Cosa succede se un gruppo di barman professionisti che si unisce per condividere corsi, esperienze e passione incontra un’azienda leader nel settore vitivinicolo? Noi l’abbiamo scoperto lunedì 8 settembre, quando, insieme ai Gaudenti del Lunedì, abbiamo visitato la sede di Gancia, a Canelli.
Vorremmo anticiparlo in apertura: l’ottima riuscita della giornata è dovuta non solo alla qualità dell’azienda che ci ha ospitati ma soprattutto alle persone che ne fanno parte e ci hanno guidati alla scoperta del loro mondo.
La visita è iniziata da quelle che sono chiamate le ‘Cattedrali Metodo Classico’, le vecchie cantine sotterranee, che ci hanno subito trasmesso un sapore di autenticità, che sa di umidità e profumo di vino, come nelle cantine dove i nonni tenevano il vino imbottigliato a mano e d’estate ci si rifugiava a cercare il fresco.
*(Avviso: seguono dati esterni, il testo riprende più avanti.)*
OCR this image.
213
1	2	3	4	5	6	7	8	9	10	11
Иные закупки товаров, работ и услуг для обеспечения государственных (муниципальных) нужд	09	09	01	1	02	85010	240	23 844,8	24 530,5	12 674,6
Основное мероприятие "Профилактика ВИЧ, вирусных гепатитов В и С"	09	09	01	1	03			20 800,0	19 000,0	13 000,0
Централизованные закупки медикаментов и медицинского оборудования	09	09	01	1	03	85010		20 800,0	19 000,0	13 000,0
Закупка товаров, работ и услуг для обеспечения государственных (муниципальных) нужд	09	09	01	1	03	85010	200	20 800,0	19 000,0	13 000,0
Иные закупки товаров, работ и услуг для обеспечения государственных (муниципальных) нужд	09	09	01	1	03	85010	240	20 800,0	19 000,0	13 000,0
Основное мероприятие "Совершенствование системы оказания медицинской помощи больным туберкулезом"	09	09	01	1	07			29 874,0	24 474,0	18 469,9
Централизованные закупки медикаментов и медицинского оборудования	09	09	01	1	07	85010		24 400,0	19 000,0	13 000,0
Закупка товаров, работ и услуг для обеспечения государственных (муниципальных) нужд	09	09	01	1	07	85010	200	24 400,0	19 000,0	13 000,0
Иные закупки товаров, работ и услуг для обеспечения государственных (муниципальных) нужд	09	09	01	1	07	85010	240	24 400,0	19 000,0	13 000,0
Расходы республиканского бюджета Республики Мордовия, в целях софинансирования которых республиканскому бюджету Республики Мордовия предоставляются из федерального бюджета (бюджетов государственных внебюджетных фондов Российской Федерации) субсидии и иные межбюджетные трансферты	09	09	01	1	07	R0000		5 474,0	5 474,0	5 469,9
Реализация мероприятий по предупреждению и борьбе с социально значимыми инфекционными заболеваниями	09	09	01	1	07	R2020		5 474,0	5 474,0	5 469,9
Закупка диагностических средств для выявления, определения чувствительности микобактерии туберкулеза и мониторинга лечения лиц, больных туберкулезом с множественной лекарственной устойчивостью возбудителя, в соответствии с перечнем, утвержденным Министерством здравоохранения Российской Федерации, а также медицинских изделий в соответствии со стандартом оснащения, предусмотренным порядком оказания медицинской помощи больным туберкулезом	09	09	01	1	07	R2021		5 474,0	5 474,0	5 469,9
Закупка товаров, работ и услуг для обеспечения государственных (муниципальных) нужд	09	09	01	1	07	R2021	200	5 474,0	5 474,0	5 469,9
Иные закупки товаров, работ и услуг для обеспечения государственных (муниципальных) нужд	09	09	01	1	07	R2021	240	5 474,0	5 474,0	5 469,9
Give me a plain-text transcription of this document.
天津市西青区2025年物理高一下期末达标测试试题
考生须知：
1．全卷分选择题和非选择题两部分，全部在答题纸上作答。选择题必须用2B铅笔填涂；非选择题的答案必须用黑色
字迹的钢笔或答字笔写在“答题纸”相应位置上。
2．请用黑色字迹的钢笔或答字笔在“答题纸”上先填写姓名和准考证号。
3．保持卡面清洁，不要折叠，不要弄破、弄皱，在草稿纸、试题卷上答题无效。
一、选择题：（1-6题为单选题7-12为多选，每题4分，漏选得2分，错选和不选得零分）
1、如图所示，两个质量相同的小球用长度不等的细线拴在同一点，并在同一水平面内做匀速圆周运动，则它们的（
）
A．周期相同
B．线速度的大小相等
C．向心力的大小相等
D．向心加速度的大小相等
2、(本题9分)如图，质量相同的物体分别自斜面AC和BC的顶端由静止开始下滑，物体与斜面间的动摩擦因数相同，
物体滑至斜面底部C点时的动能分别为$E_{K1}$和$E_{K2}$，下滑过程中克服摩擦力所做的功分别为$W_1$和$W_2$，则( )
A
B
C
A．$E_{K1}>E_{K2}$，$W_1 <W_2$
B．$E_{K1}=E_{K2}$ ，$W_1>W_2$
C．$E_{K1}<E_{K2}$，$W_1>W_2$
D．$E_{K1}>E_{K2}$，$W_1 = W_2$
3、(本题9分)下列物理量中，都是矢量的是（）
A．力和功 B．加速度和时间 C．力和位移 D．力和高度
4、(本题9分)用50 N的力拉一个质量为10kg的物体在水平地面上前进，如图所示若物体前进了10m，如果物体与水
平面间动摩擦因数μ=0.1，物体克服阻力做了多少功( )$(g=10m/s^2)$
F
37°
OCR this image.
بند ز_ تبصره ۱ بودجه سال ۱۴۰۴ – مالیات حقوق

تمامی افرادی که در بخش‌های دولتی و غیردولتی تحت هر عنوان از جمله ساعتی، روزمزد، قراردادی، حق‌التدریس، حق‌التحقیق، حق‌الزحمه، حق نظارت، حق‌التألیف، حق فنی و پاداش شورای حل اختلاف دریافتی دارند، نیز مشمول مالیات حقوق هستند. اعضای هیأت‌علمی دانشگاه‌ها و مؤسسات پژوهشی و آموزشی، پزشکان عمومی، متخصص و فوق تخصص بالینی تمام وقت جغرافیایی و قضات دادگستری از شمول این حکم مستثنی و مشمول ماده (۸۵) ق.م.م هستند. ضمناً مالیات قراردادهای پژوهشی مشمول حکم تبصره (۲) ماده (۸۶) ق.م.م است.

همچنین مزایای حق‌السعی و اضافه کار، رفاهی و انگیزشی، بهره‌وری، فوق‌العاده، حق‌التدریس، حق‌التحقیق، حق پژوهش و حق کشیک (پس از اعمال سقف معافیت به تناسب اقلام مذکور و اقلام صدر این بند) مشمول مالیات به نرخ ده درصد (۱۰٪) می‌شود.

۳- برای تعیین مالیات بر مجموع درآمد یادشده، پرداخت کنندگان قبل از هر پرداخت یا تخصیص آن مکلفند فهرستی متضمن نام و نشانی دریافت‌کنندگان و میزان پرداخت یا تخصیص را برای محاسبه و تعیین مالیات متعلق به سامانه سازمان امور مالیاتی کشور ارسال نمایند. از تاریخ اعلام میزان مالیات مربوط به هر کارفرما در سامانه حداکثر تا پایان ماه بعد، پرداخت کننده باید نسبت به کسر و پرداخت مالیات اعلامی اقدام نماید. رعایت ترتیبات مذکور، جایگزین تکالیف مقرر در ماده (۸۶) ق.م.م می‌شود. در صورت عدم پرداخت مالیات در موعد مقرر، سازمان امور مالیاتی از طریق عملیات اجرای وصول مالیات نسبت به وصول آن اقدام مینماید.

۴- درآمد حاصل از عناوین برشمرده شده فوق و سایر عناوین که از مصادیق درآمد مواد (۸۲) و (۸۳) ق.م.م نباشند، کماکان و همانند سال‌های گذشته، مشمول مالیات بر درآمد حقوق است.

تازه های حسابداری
Forse la cosa più importante da dire è che proprio queste ‘Cattedrali’ sono entrate a far parte del patrimonio Unesco da pochissimi mesi. Potremmo dunque fermarci e lasciar intendere che se un’azienda riceve questo onore non ha bisogno di tante spiegazioni, ma in realtà c’è ancora tanto altro da dire su quello che abbiamo visto. Dopo i sotterranei, siamo infatti passati a osservare la pigiatura, il processo completo da quando l’uva arriva col trattore in azienda a quando viene versata in grossi tini da 4000 chili l’uno per poi essere pressata, con processi ormai completamente automatizzati, per rispondere alle importanti richieste del mercato.
Passando dunque per le sale che ospitano i silos dove viene posto il mosto prima che vengano aggiunti lieviti e zuccheri, possiamo assaggiarlo, prima e dopo questo processo, mentre ci viene spiegata la lavorazione del vino con metodo Charmat.
A farla da padroni sono, ovviamente, il Moscato, ma anche i Pinot: bianco grigio e nero.
Durante il percorso alcune foto e filmati d’epoca ci fanno percepire il cambiamento avvenuto negli anni, ma solo nella forma, nel metodo di lavoro meccanizzato: se per il Metodo Classico infatti si giravano le bottiglie una ad una, ora il gira-pallet lo fa in automatico, a intervalli regolari.
Il prodotto è però autentico, vero, e qualificato, come si può osservare nell’ultima sala, quella dei cimeli, dei ricordi, dei riconoscimenti ottenuti nei secoli: dagli attestati delle esposizioni universali al riconoscimento dello Spumante Gancia come primo di quelli italiani, grazie all’utilizzo del Champenoise importato direttamente dalla Francia.
La nostra visita non termina però dopo la visita alle cantine e il focus sui macchinari, ma prosegue con una degustazione di ben sei vini, più un bitter, accompagnata dalle attente spiegazioni dell’enologo aziendale che si premura di spiegarci le differenze fra le uve, le lavorazioni e l’assaggio, a partire dall’olfatto.
Al termine della degustazione, dopo qualche stuzzichino, ci dirigiamo verso il centro di raccolta, dove troviamo un’ulteriore pressa, quella adibita alla sola pigiatura delle uve di Moscato.
Toccata e fuga, prima di ripartire per raggiungere i vigneti di uno dei maggiori raccoglitori della zona, che possiede ben 10 ettari di terreno. Con competenza e pazienza, ci guida fra le viti parlando della raccolta annuale, del trattamento delle piante e ricordando annate migliori e peggiori.
Per concludere la giornata ci è concesso di goderci il tramonto astigiano nel rustico, dove ci viene offerta un’abbondante merenda a base di prodotti naturali e lavorati in casa, con visita al piccolo museo all’interno della casa dove vengono conservati gli attrezzi che venivano utilizzati in passato per la vendemmia e la pigiatura.
Cosa abbiamo imparato da questa giornata? Non solo che c’è uva e uva e che dietro un grande marchio si nasconde un grande lavoro, ma anche e soprattutto che è un lavoro che parte dalla terra e dagli uomini e chi ha imparato a investire in questo è cresciuto e ottenuto i risultati meritati.